Time recently posted a good piece on the new focus on hyperlocal sites under the headline “Are Hyperlocals Replacing Traditional Newspapers?”
As I noted in previous posts, a second wave of hyperlocal sites is sprouting up across the country. The first wave began before the economic collapse of news industry, most dying off due to financial concerns. But this year has seen a new commitment in hyperlocals and the revenue potential they hold.
Interesting to note that the hyperlocal sites the Time article highlighted are either independent ventures or are being bankrolled by major companies such as AOL and MSNBC. Who seems to be missing in the new push? Beyond the Tribune Company’s Triblocal, I’m hard pressed to find a mid-to-major newspaper heavily involved in hyperlocal.
Sad but true. It would seem to be a natural for local newspapers to either create a hyperlocal product or reinvent themselves into a hyperlocal. Instead, we’re seeing outside companies recognize the potential in readership and revenues and are moving in to an area that newspapers need to hold firm, lest they lose their very core of survival.
My gut feeling as to why newspapers are again late to the party is that publishers still believe good local journalism means having total control over its content.
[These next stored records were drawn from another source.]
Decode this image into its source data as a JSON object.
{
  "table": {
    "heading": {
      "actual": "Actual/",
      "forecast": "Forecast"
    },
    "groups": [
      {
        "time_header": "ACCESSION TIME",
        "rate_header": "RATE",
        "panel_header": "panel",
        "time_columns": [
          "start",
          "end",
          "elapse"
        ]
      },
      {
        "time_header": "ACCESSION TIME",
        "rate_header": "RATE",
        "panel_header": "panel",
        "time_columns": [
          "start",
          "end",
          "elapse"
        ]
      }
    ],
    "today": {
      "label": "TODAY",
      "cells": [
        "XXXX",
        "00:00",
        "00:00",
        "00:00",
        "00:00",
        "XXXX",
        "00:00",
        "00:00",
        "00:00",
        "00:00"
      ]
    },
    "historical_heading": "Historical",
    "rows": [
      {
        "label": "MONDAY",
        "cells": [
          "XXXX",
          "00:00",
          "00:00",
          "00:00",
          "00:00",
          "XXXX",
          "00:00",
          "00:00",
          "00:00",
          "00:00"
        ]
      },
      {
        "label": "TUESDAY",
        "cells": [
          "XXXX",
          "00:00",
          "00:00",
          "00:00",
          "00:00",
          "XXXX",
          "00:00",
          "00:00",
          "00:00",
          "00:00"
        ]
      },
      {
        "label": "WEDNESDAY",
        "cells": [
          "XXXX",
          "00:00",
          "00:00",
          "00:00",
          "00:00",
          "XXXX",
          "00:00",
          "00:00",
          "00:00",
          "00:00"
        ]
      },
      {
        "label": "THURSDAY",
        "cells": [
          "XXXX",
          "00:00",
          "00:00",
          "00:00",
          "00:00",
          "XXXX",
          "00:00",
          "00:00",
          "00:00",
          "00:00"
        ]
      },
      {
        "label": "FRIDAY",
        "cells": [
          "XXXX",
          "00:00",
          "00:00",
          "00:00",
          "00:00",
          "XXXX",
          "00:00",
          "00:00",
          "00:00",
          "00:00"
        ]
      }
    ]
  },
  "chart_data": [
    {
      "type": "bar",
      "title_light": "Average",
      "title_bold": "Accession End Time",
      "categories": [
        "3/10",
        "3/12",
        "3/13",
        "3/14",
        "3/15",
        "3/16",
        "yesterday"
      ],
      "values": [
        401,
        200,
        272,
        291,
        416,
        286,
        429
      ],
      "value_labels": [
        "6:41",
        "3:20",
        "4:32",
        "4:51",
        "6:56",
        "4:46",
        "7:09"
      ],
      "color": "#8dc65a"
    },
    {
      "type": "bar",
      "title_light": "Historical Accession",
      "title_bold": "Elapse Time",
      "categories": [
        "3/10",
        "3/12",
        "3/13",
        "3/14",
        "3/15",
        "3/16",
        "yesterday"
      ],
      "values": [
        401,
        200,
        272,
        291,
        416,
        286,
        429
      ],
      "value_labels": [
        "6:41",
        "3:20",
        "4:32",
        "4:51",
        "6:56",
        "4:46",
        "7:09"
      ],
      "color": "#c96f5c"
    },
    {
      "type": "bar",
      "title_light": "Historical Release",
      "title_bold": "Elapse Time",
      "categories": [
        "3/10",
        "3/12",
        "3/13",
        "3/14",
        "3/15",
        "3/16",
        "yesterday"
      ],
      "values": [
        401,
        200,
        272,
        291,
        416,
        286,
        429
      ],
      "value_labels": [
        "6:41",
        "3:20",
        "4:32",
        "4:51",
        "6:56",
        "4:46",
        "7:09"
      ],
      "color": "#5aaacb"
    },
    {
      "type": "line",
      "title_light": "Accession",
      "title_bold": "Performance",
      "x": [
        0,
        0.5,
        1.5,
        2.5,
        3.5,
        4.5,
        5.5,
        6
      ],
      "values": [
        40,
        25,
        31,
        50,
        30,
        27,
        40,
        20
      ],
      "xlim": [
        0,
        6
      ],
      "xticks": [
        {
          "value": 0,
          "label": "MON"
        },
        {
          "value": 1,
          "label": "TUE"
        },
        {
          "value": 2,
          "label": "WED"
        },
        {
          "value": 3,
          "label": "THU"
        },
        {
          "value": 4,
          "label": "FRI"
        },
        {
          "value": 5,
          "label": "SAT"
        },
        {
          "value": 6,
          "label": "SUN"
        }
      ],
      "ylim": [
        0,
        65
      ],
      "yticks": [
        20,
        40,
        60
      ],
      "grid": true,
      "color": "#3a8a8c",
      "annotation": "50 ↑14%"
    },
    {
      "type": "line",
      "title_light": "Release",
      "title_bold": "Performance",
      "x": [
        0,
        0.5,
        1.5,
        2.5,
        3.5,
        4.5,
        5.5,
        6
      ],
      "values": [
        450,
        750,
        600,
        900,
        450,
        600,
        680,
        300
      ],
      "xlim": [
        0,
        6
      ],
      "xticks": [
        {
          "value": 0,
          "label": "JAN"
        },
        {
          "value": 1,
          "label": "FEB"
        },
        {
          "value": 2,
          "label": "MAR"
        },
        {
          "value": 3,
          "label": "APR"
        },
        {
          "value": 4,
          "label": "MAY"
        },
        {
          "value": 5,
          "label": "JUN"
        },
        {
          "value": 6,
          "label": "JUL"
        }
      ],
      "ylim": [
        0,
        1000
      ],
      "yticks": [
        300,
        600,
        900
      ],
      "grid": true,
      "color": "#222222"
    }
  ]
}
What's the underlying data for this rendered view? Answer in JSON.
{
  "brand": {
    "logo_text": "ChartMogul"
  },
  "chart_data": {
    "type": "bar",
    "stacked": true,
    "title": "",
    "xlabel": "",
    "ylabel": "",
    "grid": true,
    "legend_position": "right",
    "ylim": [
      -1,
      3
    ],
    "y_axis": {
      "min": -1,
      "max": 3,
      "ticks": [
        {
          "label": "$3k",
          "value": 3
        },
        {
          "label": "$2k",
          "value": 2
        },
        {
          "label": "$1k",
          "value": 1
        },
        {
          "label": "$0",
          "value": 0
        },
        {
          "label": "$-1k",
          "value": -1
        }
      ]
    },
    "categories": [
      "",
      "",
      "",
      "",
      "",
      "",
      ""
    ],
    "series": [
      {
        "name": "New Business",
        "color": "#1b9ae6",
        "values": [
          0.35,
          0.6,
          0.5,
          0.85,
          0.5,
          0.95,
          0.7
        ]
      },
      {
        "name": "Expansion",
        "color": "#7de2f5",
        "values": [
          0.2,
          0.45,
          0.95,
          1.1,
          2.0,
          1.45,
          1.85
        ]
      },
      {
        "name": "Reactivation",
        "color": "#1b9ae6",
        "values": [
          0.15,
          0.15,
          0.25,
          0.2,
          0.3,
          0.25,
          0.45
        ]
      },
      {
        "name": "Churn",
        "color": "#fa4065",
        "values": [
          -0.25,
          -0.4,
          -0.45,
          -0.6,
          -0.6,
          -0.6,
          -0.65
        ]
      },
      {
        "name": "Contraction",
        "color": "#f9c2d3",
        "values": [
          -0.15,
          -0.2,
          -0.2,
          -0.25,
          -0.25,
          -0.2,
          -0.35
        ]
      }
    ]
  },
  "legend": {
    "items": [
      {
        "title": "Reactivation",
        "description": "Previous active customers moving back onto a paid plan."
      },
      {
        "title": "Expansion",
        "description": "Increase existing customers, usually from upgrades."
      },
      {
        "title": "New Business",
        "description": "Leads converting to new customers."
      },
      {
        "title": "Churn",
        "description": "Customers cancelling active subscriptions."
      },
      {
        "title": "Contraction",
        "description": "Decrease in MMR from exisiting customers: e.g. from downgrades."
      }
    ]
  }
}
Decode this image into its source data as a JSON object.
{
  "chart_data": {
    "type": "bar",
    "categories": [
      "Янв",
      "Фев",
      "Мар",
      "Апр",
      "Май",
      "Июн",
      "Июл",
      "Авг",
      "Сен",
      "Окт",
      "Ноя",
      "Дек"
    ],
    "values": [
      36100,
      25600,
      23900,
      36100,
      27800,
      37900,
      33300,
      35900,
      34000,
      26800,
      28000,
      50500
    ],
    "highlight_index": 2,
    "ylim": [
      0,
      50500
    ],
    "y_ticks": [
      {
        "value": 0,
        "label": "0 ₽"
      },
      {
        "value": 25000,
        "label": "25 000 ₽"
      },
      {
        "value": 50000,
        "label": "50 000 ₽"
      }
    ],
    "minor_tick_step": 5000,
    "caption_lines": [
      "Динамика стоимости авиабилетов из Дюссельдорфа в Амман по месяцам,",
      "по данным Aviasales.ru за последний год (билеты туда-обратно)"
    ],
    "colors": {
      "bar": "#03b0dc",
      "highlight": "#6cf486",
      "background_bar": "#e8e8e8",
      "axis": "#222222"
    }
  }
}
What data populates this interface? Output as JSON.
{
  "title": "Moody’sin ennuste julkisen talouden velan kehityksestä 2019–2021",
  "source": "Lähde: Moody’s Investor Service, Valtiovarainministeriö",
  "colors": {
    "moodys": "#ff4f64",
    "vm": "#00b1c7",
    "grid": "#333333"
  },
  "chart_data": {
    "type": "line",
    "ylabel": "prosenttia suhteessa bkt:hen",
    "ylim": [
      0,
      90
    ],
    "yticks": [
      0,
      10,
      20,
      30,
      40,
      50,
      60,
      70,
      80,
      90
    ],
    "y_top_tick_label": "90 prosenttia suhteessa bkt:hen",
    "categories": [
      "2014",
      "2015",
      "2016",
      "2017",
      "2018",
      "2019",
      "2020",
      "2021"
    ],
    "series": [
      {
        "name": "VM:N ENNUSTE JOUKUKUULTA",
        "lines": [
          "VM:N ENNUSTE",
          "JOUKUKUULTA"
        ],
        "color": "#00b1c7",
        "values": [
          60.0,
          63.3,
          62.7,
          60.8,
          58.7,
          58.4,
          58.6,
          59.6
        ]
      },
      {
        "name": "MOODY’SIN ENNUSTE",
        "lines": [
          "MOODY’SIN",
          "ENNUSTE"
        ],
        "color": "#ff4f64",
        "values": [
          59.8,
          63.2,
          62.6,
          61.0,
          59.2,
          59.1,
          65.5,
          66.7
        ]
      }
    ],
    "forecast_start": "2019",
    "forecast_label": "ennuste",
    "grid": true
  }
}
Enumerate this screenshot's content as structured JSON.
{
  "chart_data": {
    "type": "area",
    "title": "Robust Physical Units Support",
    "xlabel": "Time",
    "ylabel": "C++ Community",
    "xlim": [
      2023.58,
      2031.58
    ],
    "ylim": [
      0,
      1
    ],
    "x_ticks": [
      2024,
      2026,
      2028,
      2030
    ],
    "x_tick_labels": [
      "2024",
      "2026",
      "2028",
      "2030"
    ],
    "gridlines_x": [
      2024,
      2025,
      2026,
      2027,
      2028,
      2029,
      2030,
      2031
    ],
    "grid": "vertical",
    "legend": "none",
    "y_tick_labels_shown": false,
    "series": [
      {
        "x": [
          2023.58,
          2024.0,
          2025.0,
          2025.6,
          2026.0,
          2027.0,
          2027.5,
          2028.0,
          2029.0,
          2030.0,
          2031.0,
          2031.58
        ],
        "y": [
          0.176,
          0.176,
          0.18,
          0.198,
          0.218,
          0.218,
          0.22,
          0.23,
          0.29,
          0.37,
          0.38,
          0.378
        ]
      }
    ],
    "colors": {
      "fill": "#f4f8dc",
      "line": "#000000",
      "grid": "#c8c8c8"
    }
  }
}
They are still wary about allowing readers to post their own stories and information. However, as Everyblock founder Adrian Holovaty notes in the Time article:. “I think good journalism can also be about organizing information in intelligent ways and giving people tools that let them help each other.”
You can still have good journalism and community involvement in a hyperlocal product. In fact, it is probably the most efficient allocation of your resources and those of the community in providing a solid site for local news and information. But as outside interest make their way into your territory and gain credibility, it’ll be tougher to sell a local site just on your good name.
As time goes on, traditional newspapers may lose the one ground they’ve held during the downtime.
And Time’s headline would then be very prophetic.